“But I don’t allow that red-headed cowboy gun-fighter to come into my place.”
“That is regrettable, for you will make an exception this time... Durade, you don’t stand well in Benton. I do.”
The Spaniard’s eyes glittered. “You insinuate—SENOR—”
“Yes,” interposed Hough, and his cold, deliberate voice dominated the explosive Durade. “Do you remember a gambler named Jones?... He was shot in this room... If I should happen to be shot here—in the same way—you and your gang would not last long in Benton!”
Durade’s face grew livid with rage and fear. And in that moment the mask was off. The nature of the Spaniard stood forth. Another manifest fact was that Durade had not before matched himself against a gambler of Hough’s caliber.
“Well, are you only a bluff or do we go on with the game?” inquired Hough.
Durade choked back his rage and signified with a motion of his hand that play should be resumed.
Allie fastened her eyes upon the door. She was in a tumult of emotion. Despite that, her mind revolved wild and intermittent ideas as to the risk of letting Neale see and recognize her there. Yet her joy was so overpowering that she believed if he entered the door she would rush to him and trust in God to save her.

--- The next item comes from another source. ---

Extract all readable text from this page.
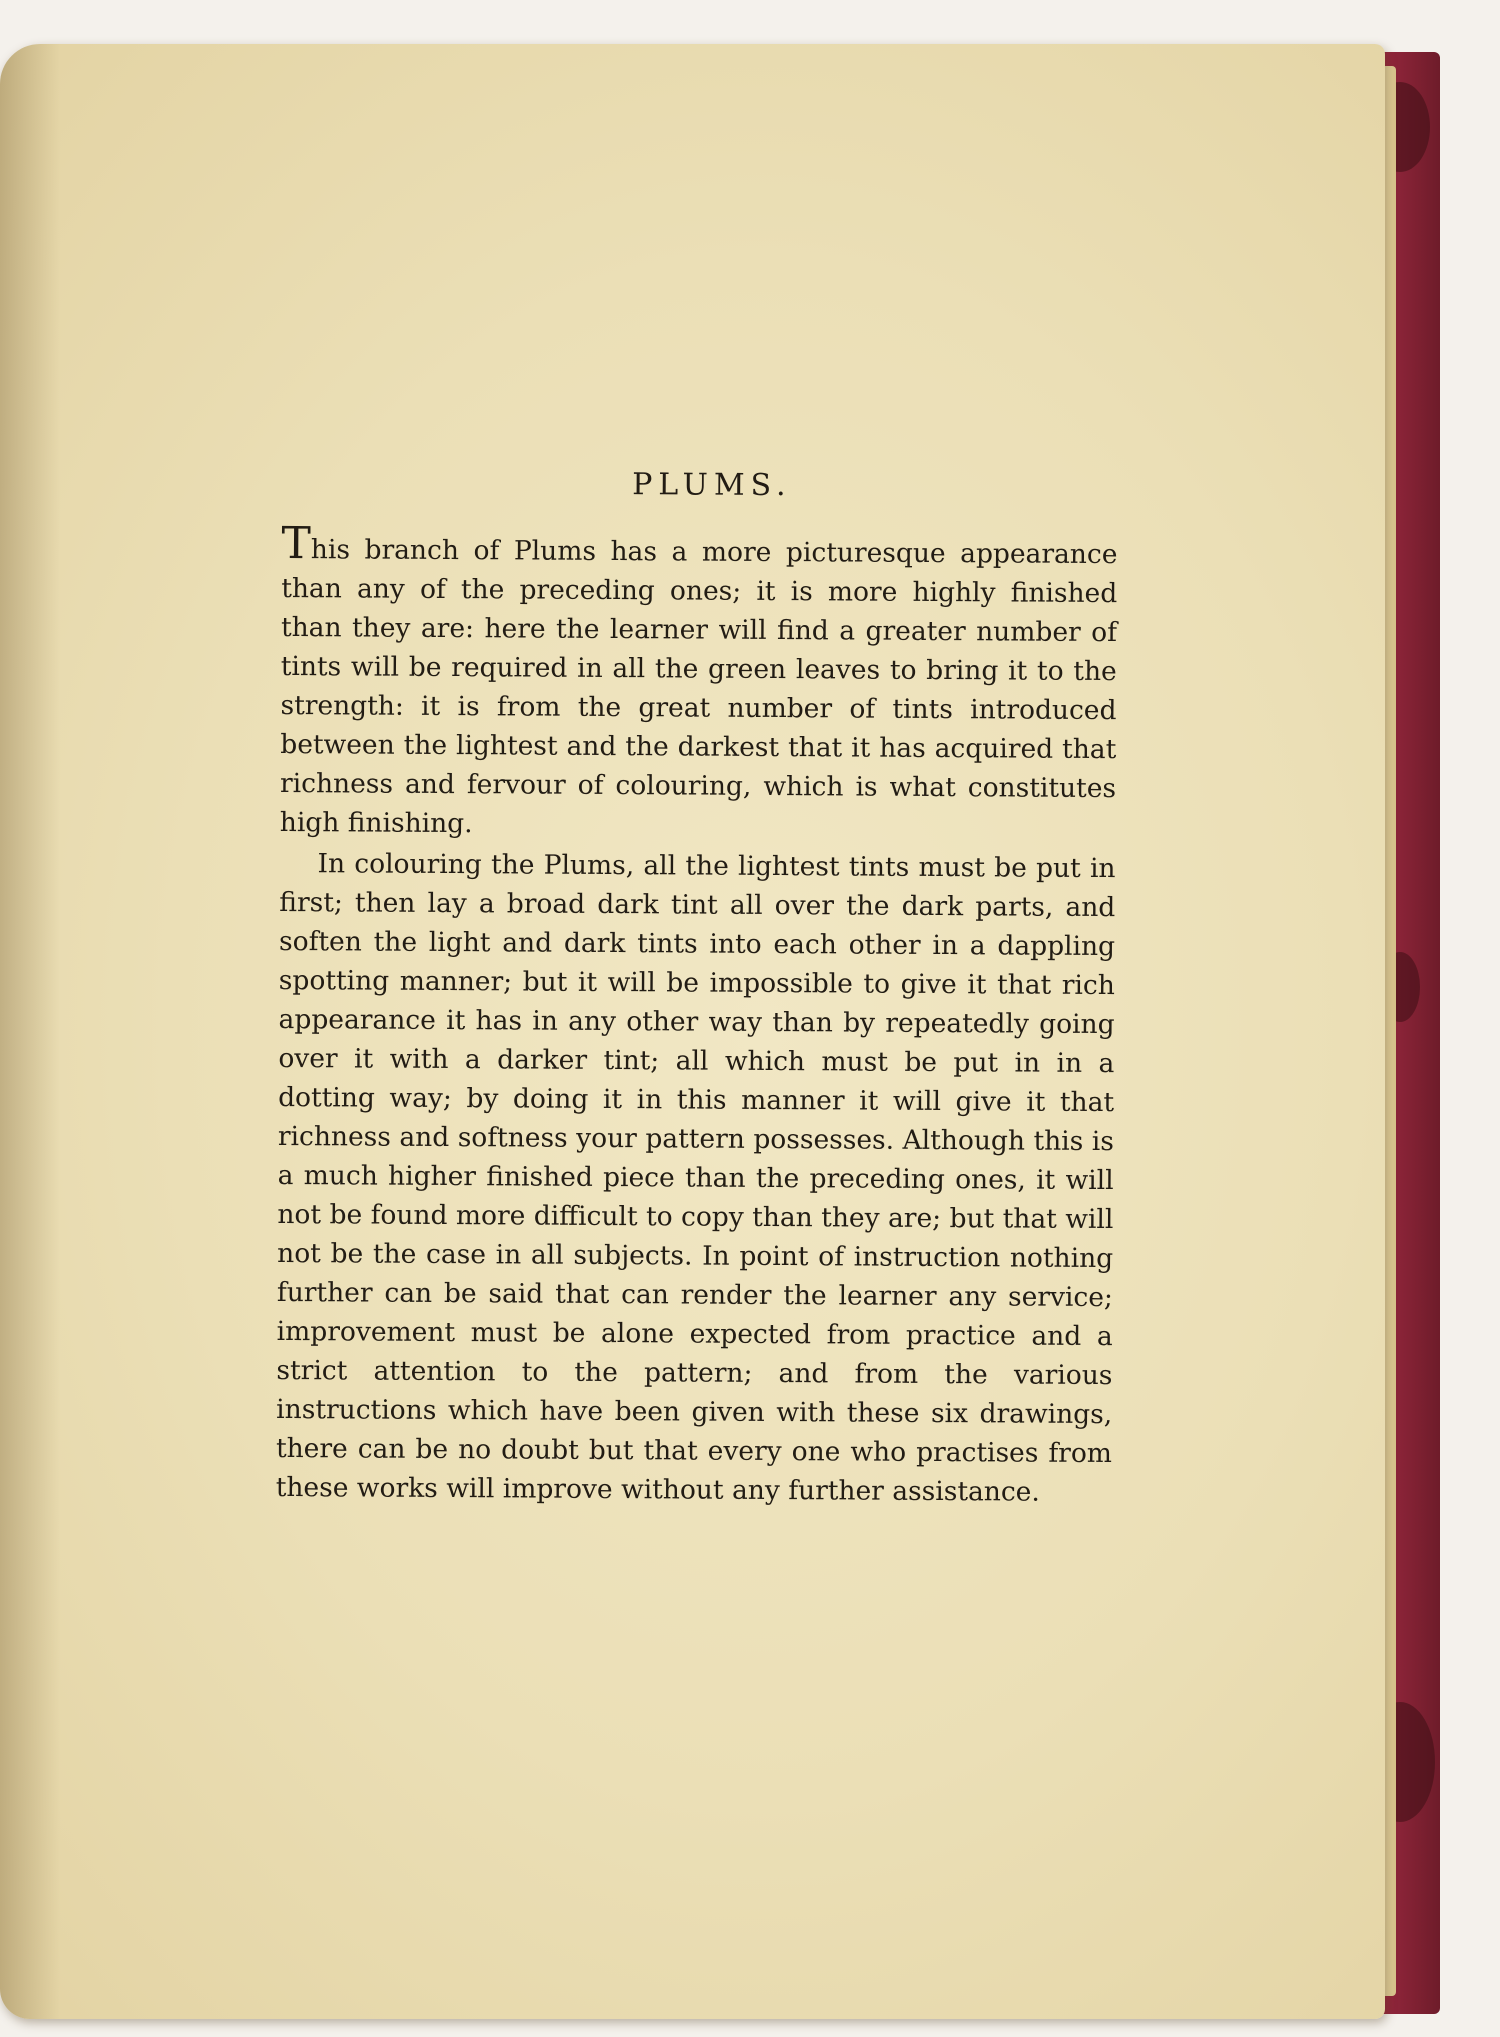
PLUMS.

This branch of Plums has a more picturesque appearance than any of the preceding ones; it is more highly finished than they are: here the learner will find a greater number of tints will be required in all the green leaves to bring it to the strength: it is from the great number of tints introduced between the lightest and the darkest that it has acquired that richness and fervour of colouring, which is what constitutes high finishing.

In colouring the Plums, all the lightest tints must be put in first; then lay a broad dark tint all over the dark parts, and soften the light and dark tints into each other in a dappling spotting manner; but it will be impossible to give it that rich appearance it has in any other way than by repeatedly going over it with a darker tint; all which must be put in in a dotting way; by doing it in this manner it will give it that richness and softness your pattern possesses. Although this is a much higher finished piece than the preceding ones, it will not be found more difficult to copy than they are; but that will not be the case in all subjects. In point of instruction nothing further can be said that can render the learner any service; improvement must be alone expected from practice and a strict attention to the pattern; and from the various instructions which have been given with these six drawings, there can be no doubt but that every one who practises from these works will improve without any further assistance.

In God and Reddy King! She remembered the cowboy, and a thrill linked all her emotions. Durade and his gang would face a terrible reckoning if Reddy King ever entered to see her there.
Moments passed. The gambling went on. The players spoke low; the spectators were silent. Discordant sounds from outside disturbed the quiet.
Allie stared fixedly at the door. Presently it opened. Ancliffe entered with several men, all quick in movement, alert of eye. But Neale and Larry King were not among them. Allie’s heart sank like lead. The revulsion of feeling, the disappointment, was sickening. She saw Ancliffe shake his head, and divined in the action that he had not been able to find the friends Hough wanted particularly. Then Allie felt the incredible strangeness of being glad that Neale was not to find her there—that Larry was not to throw his guns on Durade’s crowd. There might be a chance of her being liberated without violence.